Talvez se possa dizer o mesmo das idéias, mas não das obras, que nortearam o termo Bad Painting que introduziu pelos idos dos anos 80/90 as pinturas pós-modernas. Nesse ponto retorno à introdução desse texto. Descolando-se do contexto critico/político da modernidade, onde as obras dos artistas acima citados se inseriam, os artistas da Bad Painting fizeram a opção pelo cinismo. Entediados diante de uma realidade inabalável divagavam sobre a inutilidade da criação original, da critica criteriosa e da contestação. Certamente, para eles, a cultura artística era apenas um alvo, um objetivo e a originalidade, coisa do passado. Não é apenas uma coincidência que entre as últimas duas décadas do século passado é onde se fixa o marco fundador do vale tudo artístico e estréia o mercado de arte no formato que hoje se apresenta. Plagiando a ambigüidade característica das atitudes de Wahrol, a intenção do rotulo “bad” era salientar, em tom debochado, a rivalidade com estética elegante e as investigações plásticas e perceptivas dos minimalistas, em voga nas décadas precedentes.
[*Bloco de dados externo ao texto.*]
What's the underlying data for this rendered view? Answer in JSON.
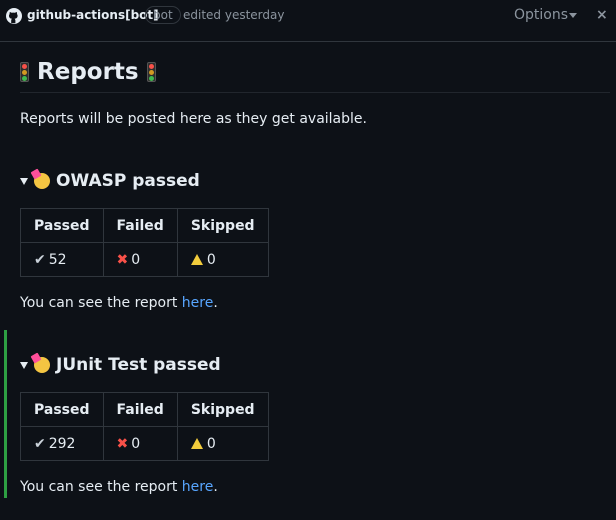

Contudo, o estilo Bad Painting não anuncia nenhuma contribuição notável para experiência pictórica e à expansão da percepção. Esse é o preço do cinismo! Nem mesmo seus espectros superficiais sobre a veleidade humana, os repetitivos e maçantes patchworks neo psicodélicos, pastiches da pop arte, replicas de segunda mão de obras celebres e outros adereços vulgares, elementos caros aos fãs da emotividade criativa, os destacam como relevantes no âmbito da arte. Apesar disso, constituiu, no conjunto, um modelo de rápida assimilação midiática e uma antecipação da escalada grandiosa das ações mercantis. Quadros dos astros desse estilo valem fortunas.
Talvez, a polivalência estética tenha esgotado anteriormente o que restava de radical no fazer artístico, por isso, não se deram ao trabalho de ir mais longe.
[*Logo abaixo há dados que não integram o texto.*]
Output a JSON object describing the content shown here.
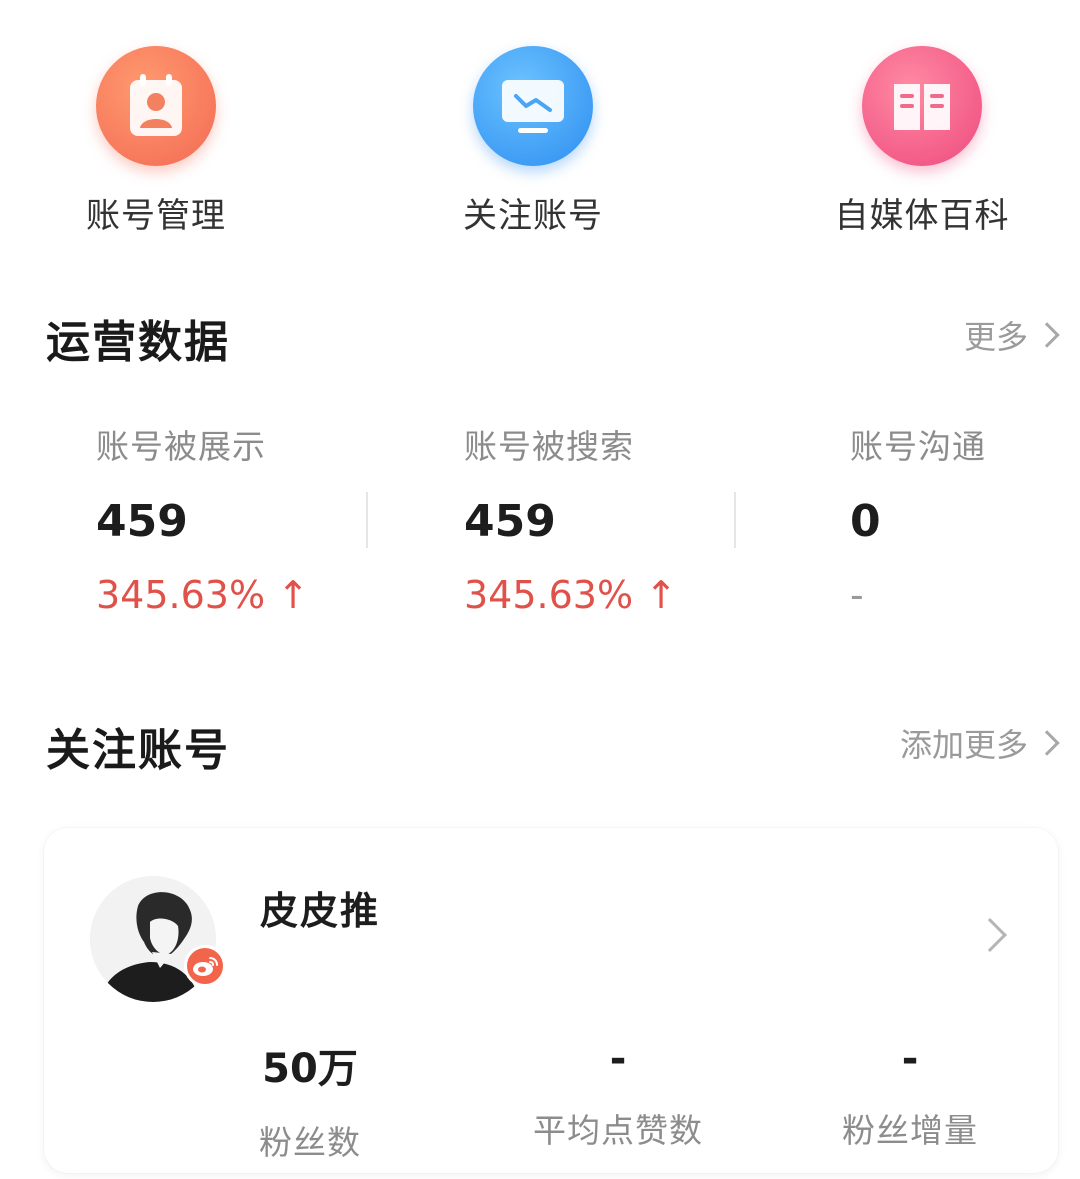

A única coisa que até agora se confirma é que as décadas de 60/70 e seus proclamados feitos colocaram uma pedra no caminho do modernismo ao indagar a relação entre o objeto,gesto simbólico e a sociedade. Além disso, adicionaram uma nova dificuldade para os artistas das gerações subseqüentes ao introduzirem, de modo efêmero, qual uma ação clandestina de grande mobilidade, novas modalidades estéticas que, mais tarde, vieram a se consolidar como modelo para os artistas pós - modernos.
Esses, por sua vez, estabeleceram sobre o modelo herdado um padrão estético que prolifera até hoje nas grandes mostras, nas galerias e nas instituições de ensino da arte. A simplificação acentuada da plasticidade, a banalização dos meios, a justaposição e proliferação de códigos e ícones da cultura popular e dos gadgets industrializados, a institucionalização precoce, a sacada esperta e a escalada de preços da banda mais famosa do pós modernismo evanesceram a negatividade dos segmentos de intermediação social, neutralizando a potencia da criação plástica. Ao invés de iluminar suas intenções essa tática as tornou opacas. A aparente supressão dos conflitos entre arte, instituição e mercado é um paradigma forjado em objetivos concretos. Isso levou os críticos mais criteriosos a considerá-los orgânicos ao sistema.
Vendo através do prisma dilacerado da contemporaneidade, percebe-se que grande parte das manifestações estéticas recentes, vaga por entre causas, suplicando por um lugar onde obtenha a anuência do espectador.